Data Lakes, Data Warehouses, and The Process
Now from a high level view, a Data Lake can be considered a repository for raw, unreformed data, whereas a Data Warehouse is a repository for processed, ready-for-production data. In the diagram below, we can see that the Data Lake can receive data from a number of sources. In this specific case, databases -- which will then be available for Data Engineers to study, analyze, and manipulate (more on that in a bit).
Near the tail end of the process, we see the Data Warehouse which houses data ready to be used by real world users, not just Data Engineers. As we can see, end users utilizing tools like Excel and Power BI can use this data in their work. But how do we get there? That’s where Data Modeling comes into play.
At its most basic, Data Modeling is the process we use to visualize and represent data that will be stored within our Data Warehouse. This will include studying and understanding the data we will be working with and discovering the relationships between this data, all while working towards creating data models that will be useful to the end user.
At this point, we can use a simple example to better illustrate the concept.

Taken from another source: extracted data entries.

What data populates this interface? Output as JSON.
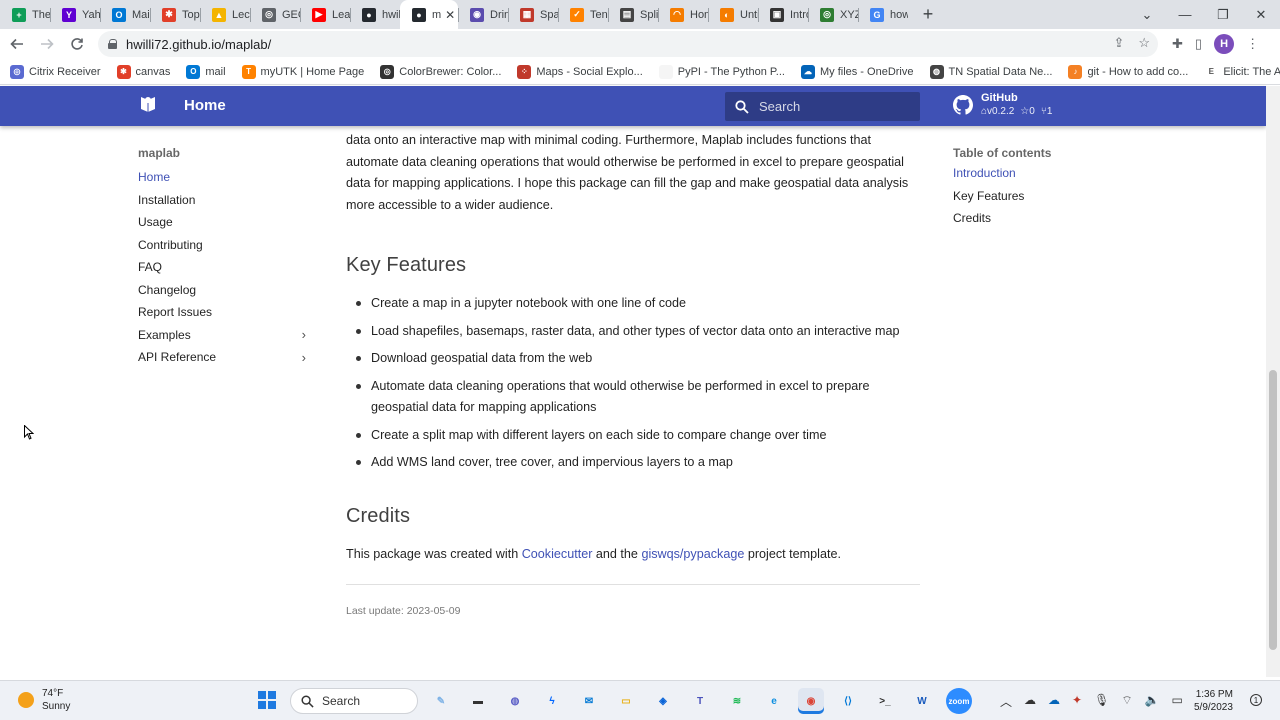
{
  "browser": {
    "tabs": [
      {
        "label": "The E",
        "icon": "sheets-icon",
        "color": "#0f9d58",
        "glyph": "+"
      },
      {
        "label": "Yahoo",
        "icon": "yahoo-icon",
        "color": "#6001d2",
        "glyph": "Y"
      },
      {
        "label": "Mail -",
        "icon": "outlook-icon",
        "color": "#0078d4",
        "glyph": "O"
      },
      {
        "label": "Topic",
        "icon": "canvas-icon",
        "color": "#e13f29",
        "glyph": "✱"
      },
      {
        "label": "Lectu",
        "icon": "drive-icon",
        "color": "#f4b400",
        "glyph": "▲"
      },
      {
        "label": "GEOG",
        "icon": "geog-icon",
        "color": "#5f6368",
        "glyph": "◎"
      },
      {
        "label": "Leafn",
        "icon": "youtube-icon",
        "color": "#ff0000",
        "glyph": "▶"
      },
      {
        "label": "hwilli",
        "icon": "github-icon",
        "color": "#24292f",
        "glyph": "●"
      },
      {
        "label": "m",
        "icon": "mkdocs-icon",
        "color": "#24292f",
        "glyph": "●",
        "active": true
      },
      {
        "label": "Drink",
        "icon": "drink-icon",
        "color": "#5b4cae",
        "glyph": "◉"
      },
      {
        "label": "Spati",
        "icon": "spatial-icon",
        "color": "#c0392b",
        "glyph": "▦"
      },
      {
        "label": "Tenne",
        "icon": "tennessee-icon",
        "color": "#ff8200",
        "glyph": "✓"
      },
      {
        "label": "SplitN",
        "icon": "splitmap-icon",
        "color": "#444444",
        "glyph": "▤"
      },
      {
        "label": "Home",
        "icon": "home-orange-icon",
        "color": "#f57c00",
        "glyph": "◠"
      },
      {
        "label": "Untitl",
        "icon": "untitled-icon",
        "color": "#f57c00",
        "glyph": "◐"
      },
      {
        "label": "Introc",
        "icon": "intro-icon",
        "color": "#333333",
        "glyph": "▣"
      },
      {
        "label": "XYZ T",
        "icon": "xyz-icon",
        "color": "#2e7d32",
        "glyph": "◎"
      },
      {
        "label": "how t",
        "icon": "google-icon",
        "color": "#4285f4",
        "glyph": "G"
      }
    ],
    "active_tab_close": "✕",
    "new_tab": "+",
    "url": "hwilli72.github.io/maplab/",
    "avatar_letter": "H",
    "bookmarks": [
      {
        "label": "Citrix Receiver",
        "color": "#5a6ad1",
        "glyph": "◎"
      },
      {
        "label": "canvas",
        "color": "#e13f29",
        "glyph": "✱"
      },
      {
        "label": "mail",
        "color": "#0078d4",
        "glyph": "O"
      },
      {
        "label": "myUTK | Home Page",
        "color": "#ff8200",
        "glyph": "T"
      },
      {
        "label": "ColorBrewer: Color...",
        "color": "#333333",
        "glyph": "◎"
      },
      {
        "label": "Maps - Social Explo...",
        "color": "#c0392b",
        "glyph": "⁘"
      },
      {
        "label": "PyPI - The Python P...",
        "color": "#f5f5f5",
        "glyph": ""
      },
      {
        "label": "My files - OneDrive",
        "color": "#0364b8",
        "glyph": "☁"
      },
      {
        "label": "TN Spatial Data Ne...",
        "color": "#444444",
        "glyph": "◍"
      },
      {
        "label": "git - How to add co...",
        "color": "#f48024",
        "glyph": "♪"
      },
      {
        "label": "Elicit: The AI Resear...",
        "color": "#ffffff",
        "glyph": "E"
      }
    ]
  },
  "header": {
    "title": "Home",
    "search_placeholder": "Search",
    "repo": {
      "name": "GitHub",
      "version": "v0.2.2",
      "stars": "0",
      "forks": "1"
    }
  },
  "nav": {
    "title": "maplab",
    "items": [
      {
        "label": "Home",
        "active": true,
        "expandable": false
      },
      {
        "label": "Installation",
        "active": false,
        "expandable": false
      },
      {
        "label": "Usage",
        "active": false,
        "expandable": false
      },
      {
        "label": "Contributing",
        "active": false,
        "expandable": false
      },
      {
        "label": "FAQ",
        "active": false,
        "expandable": false
      },
      {
        "label": "Changelog",
        "active": false,
        "expandable": false
      },
      {
        "label": "Report Issues",
        "active": false,
        "expandable": false
      },
      {
        "label": "Examples",
        "active": false,
        "expandable": true
      },
      {
        "label": "API Reference",
        "active": false,
        "expandable": true
      }
    ]
  },
  "content": {
    "intro_tail": "data onto an interactive map with minimal coding. Furthermore, Maplab includes functions that automate data cleaning operations that would otherwise be performed in excel to prepare geospatial data for mapping applications. I hope this package can fill the gap and make geospatial data analysis more accessible to a wider audience.",
    "key_features_heading": "Key Features",
    "features": [
      "Create a map in a jupyter notebook with one line of code",
      "Load shapefiles, basemaps, raster data, and other types of vector data onto an interactive map",
      "Download geospatial data from the web",
      "Automate data cleaning operations that would otherwise be performed in excel to prepare geospatial data for mapping applications",
      "Create a split map with different layers on each side to compare change over time",
      "Add WMS land cover, tree cover, and impervious layers to a map"
    ],
    "credits_heading": "Credits",
    "credits": {
      "prefix": "This package was created with ",
      "link1": "Cookiecutter",
      "middle": " and the ",
      "link2": "giswqs/pypackage",
      "suffix": " project template."
    },
    "last_update": "Last update: 2023-05-09"
  },
  "toc": {
    "title": "Table of contents",
    "items": [
      {
        "label": "Introduction",
        "active": true
      },
      {
        "label": "Key Features",
        "active": false
      },
      {
        "label": "Credits",
        "active": false
      }
    ]
  },
  "taskbar": {
    "weather_temp": "74°F",
    "weather_desc": "Sunny",
    "search_label": "Search",
    "apps": [
      {
        "name": "widgets-app",
        "color": "#7fb3e6",
        "glyph": "✎"
      },
      {
        "name": "file-explorer-app",
        "color": "#333333",
        "glyph": "▬"
      },
      {
        "name": "teams-chat-app",
        "color": "#5b5fc7",
        "glyph": "◍"
      },
      {
        "name": "powerautomate-app",
        "color": "#0066ff",
        "glyph": "ϟ"
      },
      {
        "name": "mail-app",
        "color": "#0078d4",
        "glyph": "✉"
      },
      {
        "name": "folder-app",
        "color": "#e8b21f",
        "glyph": "▭"
      },
      {
        "name": "defender-app",
        "color": "#0a64d8",
        "glyph": "◈"
      },
      {
        "name": "teams-app",
        "color": "#4b53bc",
        "glyph": "T"
      },
      {
        "name": "spotify-app",
        "color": "#1db954",
        "glyph": "≋"
      },
      {
        "name": "edge-app",
        "color": "#0c8ee0",
        "glyph": "e"
      },
      {
        "name": "chrome-app",
        "color": "#db4437",
        "glyph": "◉",
        "active": true
      },
      {
        "name": "vscode-app",
        "color": "#0078d7",
        "glyph": "⟨⟩"
      },
      {
        "name": "terminal-app",
        "color": "#2b2b2b",
        "glyph": ">_"
      },
      {
        "name": "word-app",
        "color": "#185abd",
        "glyph": "W"
      },
      {
        "name": "zoom-app",
        "color": "#2d8cff",
        "glyph": "zoom"
      }
    ],
    "time": "1:36 PM",
    "date": "5/9/2023"
  }
}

Suppose you have been tasked with analyzing school data with the end user wanting to run reports to see how students are doing with their assessments, among other things. One of the first steps would be to look at the available data and begin to understand what it represents and how it can be related to each other to help enrich it.
Within the database we find an 'Assessments' table that seems to have some information that will be useful to the end user:
In looking at this data, we notice there is a subject_id which appears to correlate with the id within the 'Subjects' table:
We seem to have found a useful relationship between these individual tables! This association can be seen below:
Finding these relationships is at the heart of Data Modeling. What we have done is made the data more useful, valuable, and meaningful to the end user who will be using this in their daily reporting. We can use this same methodology to continue to find meaningful relationships within the data to further enhance it, but for the sake of simplicity, we will leave our Data Modeling here.
At the end of this process, we now have a new table that we can call ready-for-production and will live in our Data Warehouse.
As mentioned before this is just the tip of the iceberg when it comes to each of these topics. Even so, as a long-time Software Engineer that has only recently made the jump to Data Engineering and now has a completed data project under his belt, this is high-level information that would have been invaluable to have known going into it. I would imagine that any other life-long Software Engineer's thinking about making the switch into the world of data would probably agree.